Opinion

Anita Robinson: The slurping, crunching and texting are some of the multiplex reasons to avoid the cinema

If the incessant munching of popcorn isn't enough to deter you from going to the cinema, then the slurping, booming sound system and sun-lounger seats probably will
If the incessant munching of popcorn isn't enough to deter you from going to the cinema, then the slurping, booming sound system and sun-lounger seats probably will If the incessant munching of popcorn isn't enough to deter you from going to the cinema, then the slurping, booming sound system and sun-lounger seats probably will

A phenomenon of our times is that whatever the hour of day, every second person on the street seems to be shovelling food into their mouths or glugging coffee from a paper cup.

Have these people no cooking facilities in their well-appointed homes that they must nourish themselves 'on the hoof', so to speak? Or are they so time-poor they must spend money on stuff they could prepare themselves for a third of the price?

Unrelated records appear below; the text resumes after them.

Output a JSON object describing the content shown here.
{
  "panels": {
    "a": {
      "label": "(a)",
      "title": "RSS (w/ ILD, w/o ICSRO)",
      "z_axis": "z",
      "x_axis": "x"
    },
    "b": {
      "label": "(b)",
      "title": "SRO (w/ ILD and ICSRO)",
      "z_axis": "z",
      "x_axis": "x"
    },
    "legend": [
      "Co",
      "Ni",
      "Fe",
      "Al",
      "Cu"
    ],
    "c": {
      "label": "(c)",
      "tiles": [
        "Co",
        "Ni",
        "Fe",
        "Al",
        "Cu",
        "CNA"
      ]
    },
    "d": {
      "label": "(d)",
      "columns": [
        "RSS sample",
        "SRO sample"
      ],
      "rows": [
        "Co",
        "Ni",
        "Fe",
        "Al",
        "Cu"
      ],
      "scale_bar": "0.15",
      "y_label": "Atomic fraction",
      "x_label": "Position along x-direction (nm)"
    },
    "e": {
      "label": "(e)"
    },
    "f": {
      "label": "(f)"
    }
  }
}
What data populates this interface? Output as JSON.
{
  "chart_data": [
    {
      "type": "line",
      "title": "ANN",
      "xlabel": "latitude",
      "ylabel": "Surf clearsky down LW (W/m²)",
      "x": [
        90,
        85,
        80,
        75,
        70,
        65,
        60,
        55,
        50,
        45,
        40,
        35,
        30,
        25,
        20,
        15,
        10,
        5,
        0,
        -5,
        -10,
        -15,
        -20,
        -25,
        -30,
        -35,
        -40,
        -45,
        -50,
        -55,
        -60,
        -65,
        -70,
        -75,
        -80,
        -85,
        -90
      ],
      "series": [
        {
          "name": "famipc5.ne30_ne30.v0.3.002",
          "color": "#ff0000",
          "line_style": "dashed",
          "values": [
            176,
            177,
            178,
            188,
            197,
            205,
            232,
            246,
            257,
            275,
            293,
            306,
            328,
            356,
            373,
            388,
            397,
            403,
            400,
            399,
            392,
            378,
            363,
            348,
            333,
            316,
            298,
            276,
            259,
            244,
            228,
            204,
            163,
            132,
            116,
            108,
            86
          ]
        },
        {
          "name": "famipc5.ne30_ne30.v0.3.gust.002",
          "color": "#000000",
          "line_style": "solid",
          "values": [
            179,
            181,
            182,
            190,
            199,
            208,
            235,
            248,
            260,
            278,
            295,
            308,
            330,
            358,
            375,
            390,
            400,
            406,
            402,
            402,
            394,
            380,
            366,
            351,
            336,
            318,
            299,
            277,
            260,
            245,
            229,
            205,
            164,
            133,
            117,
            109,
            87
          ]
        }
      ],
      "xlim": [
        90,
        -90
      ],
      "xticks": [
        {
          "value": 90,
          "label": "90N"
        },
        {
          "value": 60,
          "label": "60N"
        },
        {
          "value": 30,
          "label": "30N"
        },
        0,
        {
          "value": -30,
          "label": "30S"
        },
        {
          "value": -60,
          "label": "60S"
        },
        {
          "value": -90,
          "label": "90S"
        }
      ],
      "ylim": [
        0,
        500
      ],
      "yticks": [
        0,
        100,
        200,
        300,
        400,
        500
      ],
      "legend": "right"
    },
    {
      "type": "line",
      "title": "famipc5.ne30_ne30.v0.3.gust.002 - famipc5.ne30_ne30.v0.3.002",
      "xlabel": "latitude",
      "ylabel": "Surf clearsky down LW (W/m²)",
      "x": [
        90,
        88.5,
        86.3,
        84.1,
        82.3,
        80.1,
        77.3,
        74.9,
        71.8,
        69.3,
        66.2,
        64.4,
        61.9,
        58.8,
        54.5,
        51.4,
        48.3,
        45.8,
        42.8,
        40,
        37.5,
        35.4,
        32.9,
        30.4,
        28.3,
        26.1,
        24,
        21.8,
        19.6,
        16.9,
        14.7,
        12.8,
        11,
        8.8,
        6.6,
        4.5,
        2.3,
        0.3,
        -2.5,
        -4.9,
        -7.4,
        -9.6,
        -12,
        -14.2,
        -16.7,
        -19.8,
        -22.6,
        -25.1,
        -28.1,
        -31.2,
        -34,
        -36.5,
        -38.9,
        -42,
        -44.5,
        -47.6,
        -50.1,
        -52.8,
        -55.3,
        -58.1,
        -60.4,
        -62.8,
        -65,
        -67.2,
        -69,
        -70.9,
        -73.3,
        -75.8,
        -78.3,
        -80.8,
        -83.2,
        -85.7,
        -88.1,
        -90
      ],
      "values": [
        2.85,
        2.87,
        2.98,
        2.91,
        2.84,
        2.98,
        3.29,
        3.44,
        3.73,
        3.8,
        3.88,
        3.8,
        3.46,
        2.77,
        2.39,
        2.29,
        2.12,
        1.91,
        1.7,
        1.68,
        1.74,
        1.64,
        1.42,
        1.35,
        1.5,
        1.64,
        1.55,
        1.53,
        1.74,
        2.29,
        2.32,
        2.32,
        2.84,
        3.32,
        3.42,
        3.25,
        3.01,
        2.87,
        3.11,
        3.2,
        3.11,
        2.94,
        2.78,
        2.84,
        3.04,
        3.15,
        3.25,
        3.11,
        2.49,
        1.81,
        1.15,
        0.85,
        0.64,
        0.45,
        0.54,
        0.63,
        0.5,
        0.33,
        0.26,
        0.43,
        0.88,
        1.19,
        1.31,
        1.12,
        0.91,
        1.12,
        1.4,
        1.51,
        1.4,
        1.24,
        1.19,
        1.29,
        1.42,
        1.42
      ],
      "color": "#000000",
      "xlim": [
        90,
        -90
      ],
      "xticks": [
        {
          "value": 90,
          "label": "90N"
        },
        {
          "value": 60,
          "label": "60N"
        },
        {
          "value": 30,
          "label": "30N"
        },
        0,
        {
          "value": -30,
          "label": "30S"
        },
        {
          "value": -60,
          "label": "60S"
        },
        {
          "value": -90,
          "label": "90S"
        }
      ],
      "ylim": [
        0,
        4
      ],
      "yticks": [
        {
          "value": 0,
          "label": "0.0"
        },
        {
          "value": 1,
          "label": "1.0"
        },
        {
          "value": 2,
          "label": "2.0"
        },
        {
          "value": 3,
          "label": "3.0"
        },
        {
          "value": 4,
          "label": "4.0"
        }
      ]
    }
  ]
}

Like cattle, we're constantly grazing – and encouraged to do so by the fashionable proliferation of coffee shops and 'street food' vendors. No wonder we have an obesity crisis.

I was always taught that it was vulgar to eat in the street. Now people eat everywhere, however inappropriate their surroundings. Theatres display large notices requesting 'no food or drink in the auditorium', only to have patrons, well-dressed enough to know better, brazenly ignoring them.

It's got so bad that two major London venues staging operas and musicals have introduced a blanket ban, including water bottles. I'll drink to that.

What is this fixation with carting bottles of water around as if one is in the Gobi desert? In a climate as damp as ours, nobody's going to die of dehydration in three hours in a theatre. There's an interval for the parched.

Nor is anyone likely to expire of hunger. How many performances are marred for audience members by the furtive rustle of cellophane by the phantom Raspberry Ruffle eater, or the hollow 'pok-pok' of Maltesers rolling about in their little cardboard box during a particularly tense or tender scene onstage?

The whole point of theatre is to immerse oneself in the performance and leave the outside world behind - particularly if one has paid a hefty sum for the privilege. Would the culprits please show consideration for other patrons and have their tea before they come out?

However irritating theatre-going has become, it's not a patch on the cinema. I've practically given up going to the pictures.

I'll postpone seeing the latest 'must see' until it's available for home consumption. And why? For multiplex reasons.

We've come a long way from the uncomfortably prickly plush seats of yesteryear, an ashtray wedged between each pair. The air was thickly blue, with an occasional strong whiff of singeing as an ill-extinguished cigarette-end set light to the long hair of the girl in front; the ice-cream lady with her horse-halter tray appeared at the intermission (I never had Wall's ice-cream because my mother said it was made with whale-oil), and acned adolescents in the back row performed mouth to mouth resuscitation upon each other all the way through the Pearl & Dean advertisements, Movietone News, two trailers, a travelogue and the big picture, unless interrupted by a vigilant burly commissionaire with his torch.

Audiences were quiet, attentive and not above shooshing and glaring at anyone who wasn't. Our local cinema offered 'continuous performance', which meant the unprincipled, by judicious timing, often managed to see the main feature twice.

But back to the multiplex reasons why I rarely darken the door of a cinema now. It's the infernal racket - the ears assaulted by a sound-system so powerful it reverberates through the seats.

It's the screen - so in-yer-face you can see up the actors' noses no matter how far back you sit.

It's the reclining seats that leave you lying at a sun-lounger angle like a beached porpoise and you can't struggle up again.

And here come the people, stumbling up the stairs in the dark laden with buckets of babysick-smelling popcorn, gallons of Coke and trays of pungent crunchy things just as the opening credits roll, squeezing past, showering popcorn, to the seats beside, before or behind you.

Then they carry on as if they're in their own front room, chomping, slurping, audibly explaining the plot, serial texting, showing each other photographs, even ordering things online.

When the lights go up, the floor is like a bombsite. How I long for the return of the burly commissionaire with the torch to spotlight their shame.